British Airways, the UK carrier saw its shares drop by 8 per cent today on news that the British Government is all set to impose tighter restrictions on travellers.
This comes against the background of increased COVID-19 infection rates and the outbreak of a variant, which could spell the beginning of new mutations.
British Airways which has a presence in Jamaica and the Caribbean is part of the IAG Group which includes carriers, Iberia, Air Europa, Aer Lingus, and Vueling.
The UK is calling for a restriction on non-essential travel which will have an impact on the Caribbean’s tourism product, the main economic pillar of many islands in the region.
Many airlines including Richard Branson’s Virgin Atlantic are already finding it tough to hold on and only last week esteemed auditors PricewaterhouseCoopers said the airline industry will likely see more contraction as COVID-19 continues to put more pressure on air travel.
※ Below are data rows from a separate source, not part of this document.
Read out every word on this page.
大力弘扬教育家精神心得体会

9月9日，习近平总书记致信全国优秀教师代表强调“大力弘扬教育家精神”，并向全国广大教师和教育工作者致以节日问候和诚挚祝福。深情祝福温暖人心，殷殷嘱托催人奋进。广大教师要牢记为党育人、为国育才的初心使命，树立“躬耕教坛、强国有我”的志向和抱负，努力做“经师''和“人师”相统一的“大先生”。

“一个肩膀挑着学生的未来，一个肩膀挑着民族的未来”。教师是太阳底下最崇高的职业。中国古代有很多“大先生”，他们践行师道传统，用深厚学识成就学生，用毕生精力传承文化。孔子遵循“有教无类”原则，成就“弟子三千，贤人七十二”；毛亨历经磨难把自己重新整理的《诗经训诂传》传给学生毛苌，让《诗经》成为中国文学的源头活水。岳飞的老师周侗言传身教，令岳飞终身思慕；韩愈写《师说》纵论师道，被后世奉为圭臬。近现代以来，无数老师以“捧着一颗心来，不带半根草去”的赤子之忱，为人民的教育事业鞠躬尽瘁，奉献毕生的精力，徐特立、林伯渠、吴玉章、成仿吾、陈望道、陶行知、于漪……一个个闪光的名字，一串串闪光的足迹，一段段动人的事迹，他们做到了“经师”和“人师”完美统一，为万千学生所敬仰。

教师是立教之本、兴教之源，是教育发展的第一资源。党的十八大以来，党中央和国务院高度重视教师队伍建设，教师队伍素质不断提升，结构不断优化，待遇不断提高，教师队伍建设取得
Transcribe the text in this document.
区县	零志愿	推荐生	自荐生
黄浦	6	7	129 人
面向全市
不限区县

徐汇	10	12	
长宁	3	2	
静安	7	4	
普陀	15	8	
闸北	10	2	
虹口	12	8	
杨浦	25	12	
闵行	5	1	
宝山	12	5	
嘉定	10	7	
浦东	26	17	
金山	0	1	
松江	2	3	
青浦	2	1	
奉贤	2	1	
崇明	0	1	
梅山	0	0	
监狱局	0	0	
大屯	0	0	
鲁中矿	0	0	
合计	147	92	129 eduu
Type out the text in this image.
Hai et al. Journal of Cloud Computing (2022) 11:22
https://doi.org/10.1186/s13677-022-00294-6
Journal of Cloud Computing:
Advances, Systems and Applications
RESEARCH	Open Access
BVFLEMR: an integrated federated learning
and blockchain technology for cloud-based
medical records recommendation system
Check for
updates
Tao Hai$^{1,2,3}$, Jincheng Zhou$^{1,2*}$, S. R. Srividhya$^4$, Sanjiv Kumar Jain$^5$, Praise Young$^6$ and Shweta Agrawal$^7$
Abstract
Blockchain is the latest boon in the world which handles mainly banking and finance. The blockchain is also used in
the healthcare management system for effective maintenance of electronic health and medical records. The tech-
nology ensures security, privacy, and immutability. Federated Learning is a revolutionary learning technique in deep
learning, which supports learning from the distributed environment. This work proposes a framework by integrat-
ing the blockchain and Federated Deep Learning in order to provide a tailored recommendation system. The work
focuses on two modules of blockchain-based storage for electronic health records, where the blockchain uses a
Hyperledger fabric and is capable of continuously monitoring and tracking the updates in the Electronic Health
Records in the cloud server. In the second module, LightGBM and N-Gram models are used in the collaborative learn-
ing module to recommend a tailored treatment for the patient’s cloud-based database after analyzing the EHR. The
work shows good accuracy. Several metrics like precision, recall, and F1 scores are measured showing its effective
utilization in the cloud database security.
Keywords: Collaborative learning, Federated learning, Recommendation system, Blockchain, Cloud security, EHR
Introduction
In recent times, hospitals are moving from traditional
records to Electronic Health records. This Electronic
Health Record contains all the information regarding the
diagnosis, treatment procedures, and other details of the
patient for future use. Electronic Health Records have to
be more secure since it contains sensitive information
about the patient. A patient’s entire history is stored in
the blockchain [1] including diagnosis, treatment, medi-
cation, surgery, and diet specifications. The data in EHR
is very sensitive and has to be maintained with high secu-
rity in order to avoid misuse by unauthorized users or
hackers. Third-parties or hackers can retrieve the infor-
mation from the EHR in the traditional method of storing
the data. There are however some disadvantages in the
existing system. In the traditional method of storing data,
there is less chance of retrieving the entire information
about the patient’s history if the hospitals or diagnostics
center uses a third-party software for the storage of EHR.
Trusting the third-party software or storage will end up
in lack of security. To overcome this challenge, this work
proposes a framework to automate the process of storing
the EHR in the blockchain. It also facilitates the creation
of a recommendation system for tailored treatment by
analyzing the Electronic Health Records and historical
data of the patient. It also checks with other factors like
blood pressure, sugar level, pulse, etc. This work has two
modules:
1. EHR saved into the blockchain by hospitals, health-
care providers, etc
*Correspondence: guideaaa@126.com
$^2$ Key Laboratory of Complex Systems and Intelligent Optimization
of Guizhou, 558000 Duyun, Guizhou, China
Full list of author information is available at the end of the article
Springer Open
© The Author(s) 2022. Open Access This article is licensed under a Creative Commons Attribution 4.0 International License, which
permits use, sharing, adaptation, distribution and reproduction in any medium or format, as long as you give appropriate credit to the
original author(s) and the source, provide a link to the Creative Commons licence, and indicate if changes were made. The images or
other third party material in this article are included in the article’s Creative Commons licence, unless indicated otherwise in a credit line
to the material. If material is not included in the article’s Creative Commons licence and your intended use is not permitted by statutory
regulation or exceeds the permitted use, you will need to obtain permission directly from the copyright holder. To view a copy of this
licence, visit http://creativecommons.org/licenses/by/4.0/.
This may well mean smaller fleet sizes and more government aid.
What is clear is that many people across the world will not be flying internationally anytime soon as COVID-19 may well be around for at least the first six months of 2021.
“At the moment the government (UK) is just putting layer upon layer of blocks on people coming into the country,” CEO of Tours International, Lana Bennett is reported to have told the Financial Times.
Countries across Europe are now putting in place stricter measures at their borders to prevent the spread of the virus and taking the approach that the welfare of their citizens is their number one priority, ahead of economic and financial imperatives.
“We are fully convinced that we must keep borders open in order to keep the internal market functioning but at the same time we are also convinced that restrictions should be possible to implement for non-essential travel,” said President of the EU’s Council, Charles Michel.